The addition of a chelator (40% citric acid) to the SAF system protocol in the endodontic retreatment procedure is an original methodology not previously tested. Interestingly, in this group, we observe more remaining sealers compared to the ultrasonic group (group B). Despite the SAF file working an additional minute in the RC after the application of the chelator, the amount of residual sealer is greater compared to the ultrasonic group (p < 0.05). These results are attributed to the high effectiveness of ultrasound in the coronal section of the RC, which is typically straight and accessible to ultrasonic tips.
No other experiments combining the SAF system and a chelator in the context of bioceramic sealer removal from the RC wall are identified in the scientific literature.

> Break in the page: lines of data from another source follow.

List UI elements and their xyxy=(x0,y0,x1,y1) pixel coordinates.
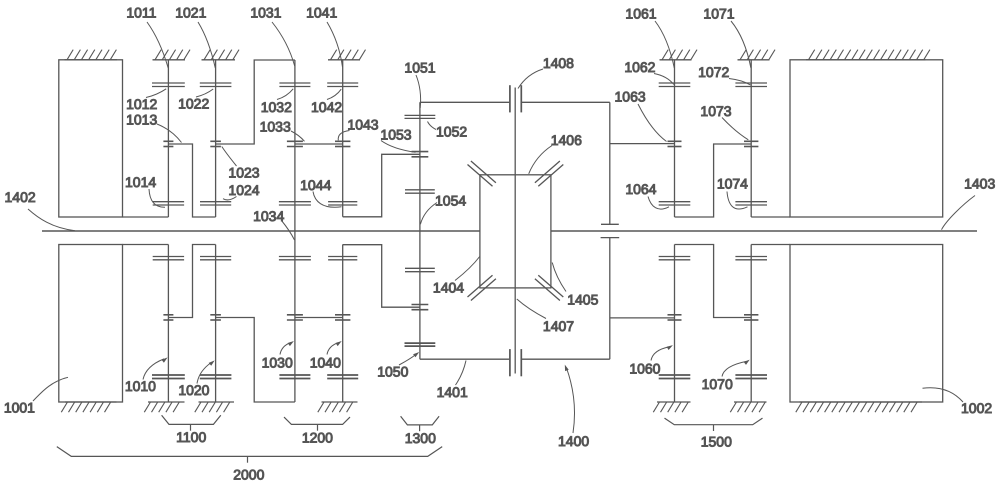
svg-text:1100: 1100 xyxy=(176,429,206,445)
ground hatching below housing 1002 xyxy=(796,402,922,412)
svg-text:2000: 2000 xyxy=(233,467,264,483)
gear shaft 1060 lower xyxy=(674,245,676,403)
svg-text:1033: 1033 xyxy=(260,119,291,135)
leader line 1040 xyxy=(327,343,338,355)
planet gear mesh 1406 (top-right slashes) xyxy=(535,161,563,186)
leader line 1021 xyxy=(198,22,215,68)
small gear 1033 xyxy=(287,141,303,146)
leader line 1402 xyxy=(28,209,75,231)
svg-text:1405: 1405 xyxy=(567,292,598,308)
leader line 1072 xyxy=(729,79,751,86)
leader line 1031 xyxy=(272,22,295,66)
leader line 1011 xyxy=(147,22,168,68)
planet gear mesh 1405 (bottom-right slashes) xyxy=(535,275,563,300)
section brace 2000 xyxy=(57,447,442,463)
svg-text:1021: 1021 xyxy=(175,4,206,20)
leader line 1061 xyxy=(655,21,674,68)
coupling lower T-bar xyxy=(601,237,620,239)
svg-text:1072: 1072 xyxy=(698,64,729,80)
leader arrowhead 1040 xyxy=(336,341,342,346)
ground hatching of shaft 1010 xyxy=(144,402,184,412)
leader line 1001 xyxy=(33,377,68,401)
svg-text:1300: 1300 xyxy=(405,430,436,446)
leader line 1401 xyxy=(456,361,467,386)
link shaft 1061 bottom to gear 1073 xyxy=(675,144,752,217)
leader line 1002 xyxy=(923,388,964,402)
gear shaft 1051 xyxy=(419,102,421,359)
svg-text:1040: 1040 xyxy=(310,355,341,371)
gear on shaft 1020 (lower) xyxy=(200,375,232,379)
hollow shaft link 1023 to shaft 1031 top xyxy=(216,60,295,144)
gear housing 1400 right edge (upper) xyxy=(609,102,611,224)
ground hatching of shaft 1011 xyxy=(153,50,191,60)
svg-text:1044: 1044 xyxy=(300,177,331,193)
gear shaft 1020 xyxy=(215,245,217,403)
svg-text:1023: 1023 xyxy=(228,164,259,180)
link between gears 1033 and 1043 xyxy=(295,143,343,145)
svg-text:1500: 1500 xyxy=(701,433,732,449)
leader line 1062 xyxy=(654,74,674,85)
housing 1002 lower top edge extension xyxy=(751,244,790,246)
svg-text:1041: 1041 xyxy=(306,4,337,20)
lower link mirror 1073 xyxy=(675,245,752,318)
ground hatching of shaft 1040 xyxy=(318,402,358,412)
svg-text:1406: 1406 xyxy=(551,132,582,148)
svg-text:1043: 1043 xyxy=(347,117,378,133)
gear 1062 xyxy=(659,83,691,87)
small gear mirror 1043 xyxy=(335,315,350,320)
section brace 1200 xyxy=(284,417,350,431)
svg-text:1010: 1010 xyxy=(125,378,156,394)
svg-text:1051: 1051 xyxy=(404,60,435,76)
coupling upper T-bar xyxy=(601,223,619,225)
svg-text:1200: 1200 xyxy=(302,430,333,446)
gear 1022 xyxy=(200,83,232,87)
svg-text:1022: 1022 xyxy=(178,95,209,111)
leader line 1013 xyxy=(157,124,182,143)
leader arrowhead 1400 xyxy=(565,365,569,372)
clutch 1408 plates xyxy=(510,85,521,112)
leader line 1030 xyxy=(280,343,291,355)
svg-text:1053: 1053 xyxy=(380,127,411,143)
leader line 1400 xyxy=(567,368,575,433)
leader line 1044 xyxy=(313,192,342,208)
ground hatching below lower housing xyxy=(61,402,116,412)
svg-text:1050: 1050 xyxy=(377,364,408,380)
leader line 1074 xyxy=(727,192,748,210)
svg-text:1407: 1407 xyxy=(543,318,574,334)
gear 1040 (lower) xyxy=(327,375,358,379)
ground hatching of shaft 1070 xyxy=(730,402,766,412)
gear shaft 1010 xyxy=(167,245,169,403)
ground hatching above housing 1001 xyxy=(65,50,118,60)
gear shaft 1011 xyxy=(167,60,169,217)
housing lower top edge extension xyxy=(123,244,169,246)
small gear 1023 xyxy=(210,141,221,146)
small gear mirror 1013 xyxy=(163,315,173,320)
gear 1070 (lower) xyxy=(735,375,767,379)
small gear mirror 1073 xyxy=(744,315,758,320)
gear mirror of 1044 xyxy=(328,257,357,260)
gear shaft 1040 lower xyxy=(342,245,344,403)
gear 1032 xyxy=(279,83,310,87)
leader line 1063 xyxy=(638,104,667,142)
svg-text:1031: 1031 xyxy=(250,4,281,20)
ground hatching of shaft 1041 xyxy=(328,50,366,60)
motor housing 1001 (lower rectangle) xyxy=(59,245,123,403)
gear shaft 1061 xyxy=(674,60,676,217)
leader line 1024 xyxy=(223,197,237,200)
link shaft 1041 bottom to gear 1053 xyxy=(343,154,420,217)
leader line 1034 xyxy=(282,221,295,241)
planet gear mesh 1404 (bottom-left slashes) xyxy=(468,275,496,300)
gear mirror of 1024 xyxy=(200,257,231,260)
gear 1072 xyxy=(735,83,767,87)
small gear mirror 1053 xyxy=(412,305,429,310)
leader line 1406 xyxy=(529,146,552,174)
housing 1002 bottom edge extension to shaft 1071 xyxy=(751,216,790,218)
ground hatching of shaft 1061 xyxy=(660,50,698,60)
main input shaft (right segment) xyxy=(551,230,977,232)
ground hatching of shaft 1060 xyxy=(653,402,690,412)
svg-text:1073: 1073 xyxy=(700,103,731,119)
ground hatching above housing 1002 xyxy=(806,50,930,60)
svg-text:1070: 1070 xyxy=(702,376,733,392)
svg-text:1020: 1020 xyxy=(178,382,209,398)
ground hatching of shaft 1020 xyxy=(195,402,234,412)
gear 1044 xyxy=(328,202,357,205)
gear 1042 xyxy=(327,83,358,87)
svg-text:1408: 1408 xyxy=(543,55,574,71)
leader line 1407 xyxy=(517,299,546,319)
leader line 1022 xyxy=(196,89,213,97)
svg-text:1062: 1062 xyxy=(624,59,655,75)
leader arrowhead 1030 xyxy=(288,341,294,346)
svg-text:1074: 1074 xyxy=(717,176,748,192)
svg-text:1002: 1002 xyxy=(961,400,992,416)
main input shaft 1402/1403 (left segment) xyxy=(42,230,480,232)
leader line 1042 xyxy=(327,89,341,99)
ground hatching of shaft 1071 xyxy=(738,50,776,60)
gear housing 1400 right edge (lower) xyxy=(609,238,611,360)
leader line 1405 xyxy=(552,263,566,292)
motor housing 1001 (upper rectangle) xyxy=(59,60,123,217)
leader line 1052 xyxy=(428,122,437,130)
svg-text:1064: 1064 xyxy=(625,181,656,197)
leader line 1012 xyxy=(146,89,166,98)
ground hatching of shaft 1021 xyxy=(202,50,240,60)
lower link mirror 1053 xyxy=(343,245,420,308)
leader line 1070 xyxy=(722,361,746,376)
gear 1064 xyxy=(659,202,691,205)
gear mirror of 1034 xyxy=(279,257,311,260)
small gear 1013 xyxy=(163,141,173,146)
planet carrier frame xyxy=(480,175,551,288)
gear shaft 1031 (through axis) xyxy=(294,60,296,402)
leader line 1051 xyxy=(416,75,421,108)
gear mirror of 1054 xyxy=(405,268,435,271)
lower link between mirror gears 1033/1043 xyxy=(295,317,343,319)
leader arrowhead 1010 xyxy=(162,357,168,362)
section brace 1300 xyxy=(401,416,440,431)
svg-text:1403: 1403 xyxy=(964,176,995,192)
svg-text:1052: 1052 xyxy=(436,124,467,140)
gear shaft 1070 lower xyxy=(750,245,752,403)
lower link ring gear to mirror gear 1063 xyxy=(610,317,675,319)
svg-text:1400: 1400 xyxy=(558,433,589,449)
small gear 1053 xyxy=(412,152,429,157)
svg-text:1401: 1401 xyxy=(437,384,468,400)
link ring gear to gear 1063 xyxy=(610,143,675,145)
section brace 1500 xyxy=(665,418,763,431)
gear housing 1400 top edge (right part) xyxy=(522,101,610,103)
gear housing 1400 top edge (left part) xyxy=(420,101,509,103)
small gear 1063 xyxy=(668,141,682,146)
gear 1012 xyxy=(152,83,185,87)
svg-text:1061: 1061 xyxy=(625,5,656,21)
svg-text:1404: 1404 xyxy=(433,279,464,295)
section brace 1100 xyxy=(162,415,221,431)
svg-text:1042: 1042 xyxy=(311,99,342,115)
leader line 1032 xyxy=(277,89,293,100)
leader line 1073 xyxy=(722,118,748,140)
clutch 1401 plates (bottom) xyxy=(510,349,521,376)
gear mirror of 1074 xyxy=(735,257,767,260)
leader line 1054 xyxy=(420,203,437,225)
leader arrowhead 1070 xyxy=(744,360,750,365)
svg-text:1034: 1034 xyxy=(253,208,284,224)
svg-text:1402: 1402 xyxy=(5,189,36,205)
svg-text:1063: 1063 xyxy=(615,89,646,105)
gear housing 1400 bottom edge (right part) xyxy=(522,358,610,360)
svg-text:1024: 1024 xyxy=(228,182,259,198)
gear shaft 1041 xyxy=(342,60,344,217)
gear shaft 1021 xyxy=(215,60,217,217)
leader line 1060 xyxy=(651,347,669,361)
leader line 1064 xyxy=(648,197,669,210)
planet gear mesh 1406 (top-left slashes) xyxy=(468,161,496,186)
small gear 1043 xyxy=(335,141,350,146)
svg-text:1032: 1032 xyxy=(261,99,292,115)
svg-text:1012: 1012 xyxy=(126,96,157,112)
motor housing 1002 (lower rectangle) xyxy=(790,245,943,403)
gear 1054 xyxy=(405,190,435,193)
leader line 1014 xyxy=(149,189,165,207)
svg-text:1071: 1071 xyxy=(703,5,734,21)
gear 1034 xyxy=(279,202,311,205)
svg-text:1030: 1030 xyxy=(262,355,293,371)
svg-text:1054: 1054 xyxy=(435,193,466,209)
gear mirror of 1064 xyxy=(659,257,691,260)
gear housing 1400 bottom edge (left part) xyxy=(420,358,509,360)
gear 1074 xyxy=(735,202,767,205)
svg-text:1001: 1001 xyxy=(4,399,35,415)
leader arrowhead 1020 xyxy=(209,360,215,365)
sun shaft 1407 (center column) xyxy=(514,88,516,374)
svg-text:1011: 1011 xyxy=(126,4,156,20)
motor housing 1002 (upper rectangle) xyxy=(790,60,943,217)
leader line 1041 xyxy=(327,22,343,67)
leader line 1023 xyxy=(222,147,237,167)
small gear 1073 xyxy=(744,141,758,146)
leader line 1408 xyxy=(518,69,543,89)
leader line 1404 xyxy=(455,257,480,281)
small gear mirror 1023 xyxy=(210,315,221,320)
hollow shaft link 1013 to shaft 1021 bottom xyxy=(168,144,215,217)
leader line 1053 xyxy=(381,141,416,153)
gear 1024 xyxy=(200,202,231,205)
gear on shaft 1010 (lower) xyxy=(152,375,185,379)
small gear mirror 1063 xyxy=(668,315,682,320)
leader line 1403 xyxy=(942,196,976,230)
leader line 1010 xyxy=(143,359,164,380)
housing 1001 bottom edge extension to shaft 1011 xyxy=(123,216,169,218)
gear 1030 (lower) xyxy=(279,375,310,379)
gear 1014 xyxy=(153,202,184,205)
small gear mirror 1033 xyxy=(287,315,303,320)
gear mirror of 1014 xyxy=(153,257,184,260)
leader line 1020 xyxy=(197,362,212,383)
gear 1052 xyxy=(405,115,436,118)
leader line 1050 xyxy=(399,355,416,365)
gear 1060 (lower) xyxy=(659,375,691,379)
leader line 1033 xyxy=(291,131,305,141)
lower link mirror 1013 xyxy=(168,245,215,318)
leader arrowhead 1050 xyxy=(413,352,419,357)
lower link mirror 1023 xyxy=(216,318,295,403)
svg-text:1013: 1013 xyxy=(126,112,157,128)
gear shaft 1071 xyxy=(750,60,752,217)
leader line 1043 xyxy=(338,131,349,141)
svg-text:1060: 1060 xyxy=(629,360,660,376)
svg-text:1014: 1014 xyxy=(125,174,156,190)
gear mirror of 1052 xyxy=(405,343,436,346)
leader arrowhead 1060 xyxy=(667,345,673,350)
leader line 1071 xyxy=(731,21,751,68)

Our in vitro study may face a weakness, such as direct implementation of the results in clinical practice, while the strengths include novelty, relevance, methodological rigor, comprehensive analysis and clear presentation.
CONCLUSION
Within the limitation of the study, it can be concluded that three-dimensional cone-beam computed tomography (3D CBCT), accompanied by a specialized DICOM software (Horos®), proves to be a viable and effective methodology for objective quantifying of residual root canal filling material in in vitro settings. Although root canal filling material was detected in every specimen, our findings suggest that endodontic solvents (chloroform) and chelators (40% citric acid) do not play a substantial role in influencing the removal of bioceramic sealers from the canal wall during non-surgical retreatment. On the contrary, both the SAF system and the application of ultrasonic energy significantly contribute to the enhanced removal of the studied root canal sealer from the canal wall in the context of non-surgical retreatment of the root canal.
LIST OF ABBREVIATIONS
CBCT | = Cone Beam Computed Tomography |
BCS | = Bioceramic Sealer |
SAF | = Self-Adjusting File |
PTG | = Pro Taper Gold System |
EDTA | = Ethylenediaminetetraacetic Acid |
DICOM | = Digital Imaging and Communications in Medicine |
ETHICS APPROVAL AND CONSENT TO PARTICIPATE
This study was approved by the Ethical Committee of the Medical University of Plovdiv, Plovdiv, Bulgaria (2021_RKNE_078C212D87f_).
HUMAN AND ANIMAL RIGHTS
No animals were used in this research. All procedures performed in studies involving human participants were in accordance with the ethical standards of institutional and/or research committees and with the 1975 Declaration of Helsinki, as revised in 2013.
AVAILABILITY OF DATA AND MATERIALS
The data that support the findings of this study are available within the article.